`nucl_matrix_constructor.py`

Create nucleotide super-matrix from orthologs

nucl_matrix_constructor.py [OPTIONS]

Required arguments:

-i, --input <in_dir> Path to prep_final_dataset_<M.D.Y>

Optional arguments:

-of, --out_format <format> Desired format of the output matrix.
- Options: fasta, phylip (names truncated at 10 characters), phylip-relaxed (names are not truncated), or nexus.
- Default: fasta
-t, --threads N Desired number of threads to be utilized.
- Default: 1
--clean_up Clean up large intermediate files.
-o, --output <out_dir> Path to user-defined output directory
- Default: ./nucl_matrix_constructor_out_<M.D.Y>
-h, --help Show this help message and exit

Default nucl_matrix_constructor.py output:

a directory nucl_matrix_constructor_out_<M.D.Y> that contains:
- a directory cds that contains:
  - {unique_id}.fas - a copy of the input nucleotide fasta file with headers renamed.
  - {unique_id}.fas.nin - an output file from makeblastdb
  - {unique_id}.fas.nhr - an output file from makeblastdb
  - {unique_id}.fas.nsq - an output file from makeblastdb
- a directory tblastn that contains:
  - {gene_name}.{unique_id}.tsv - a tab separated file with the top tblastn hit.
- a directory nucl_seqs that contains:
  - {gene_name}.fas - a FASTA file with the nucleotide sequences of the top tblastn hits.
- a directory logs that contains:
  - a directory makeblastdb that contains:
    - {unique_id}.log - the log file from makeblastdb
  - a directory tblastn that contains:
    - {gene_name}.{unique_id}.log - the log file from tblastn
  - a directory mafft that contains:
    - {gene_name}.log - the log file from mafft
  - a directory trimal that contains:
    - {gene_name}.log - the log file from trimal
- a directory mafft that contains:
  - {gene_name}.aln - output of of MAFFT
- a directory trimal that contains:
  - {gene_name}.final - output of trimAL. Trimmed alignments, in FASTA format, that will be used for concatenation.
- indices.tsv - a tab separated file with three columns outlining the single gene boundaries in the supermatrix:
  1. Gene - name of the gene
  2. Start - first position of the gene within the super matrix
  3. Stop - last position of the gene within the super matrix
- occupancy.tsv - a tab separated file with a column for each gene and a row for each taxon.

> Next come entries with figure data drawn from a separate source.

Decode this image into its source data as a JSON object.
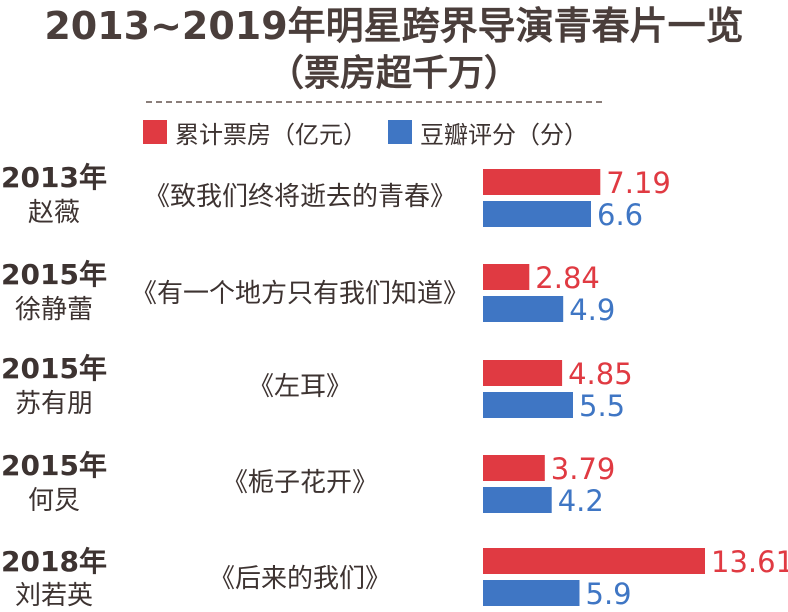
{
  "chart_data": {
    "type": "bar",
    "title": "2013~2019年明星跨界导演青春片一览",
    "subtitle": "（票房超千万）",
    "categories": [
      {
        "year": "2013年",
        "director": "赵薇",
        "film": "《致我们终将逝去的青春》"
      },
      {
        "year": "2015年",
        "director": "徐静蕾",
        "film": "《有一个地方只有我们知道》"
      },
      {
        "year": "2015年",
        "director": "苏有朋",
        "film": "《左耳》"
      },
      {
        "year": "2015年",
        "director": "何炅",
        "film": "《栀子花开》"
      },
      {
        "year": "2018年",
        "director": "刘若英",
        "film": "《后来的我们》"
      }
    ],
    "series": [
      {
        "name": "累计票房（亿元）",
        "color": "#e03a42",
        "values": [
          7.19,
          2.84,
          4.85,
          3.79,
          13.61
        ],
        "labels": [
          "7.19",
          "2.84",
          "4.85",
          "3.79",
          "13.61"
        ]
      },
      {
        "name": "豆瓣评分（分）",
        "color": "#3f76c4",
        "values": [
          6.6,
          4.9,
          5.5,
          4.2,
          5.9
        ],
        "labels": [
          "6.6",
          "4.9",
          "5.5",
          "4.2",
          "5.9"
        ]
      }
    ],
    "legend_position": "top",
    "orientation": "horizontal",
    "grid": false
  }
}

This file details the presence or absence of each taxon for each gene represented by either a 1 or 0, respectively.
- matrix.<fas | nex | phy> - the concatenated super matrix of all genes in the provided input directory in the specified file format
- matrix_constructor_stats.tsv - a tab separated file with two columns:
  1. Taxon - Unique ID of taxon in the database
  2. Percent Missing Data - percentage of unoccupied sites within the concatenated matrix.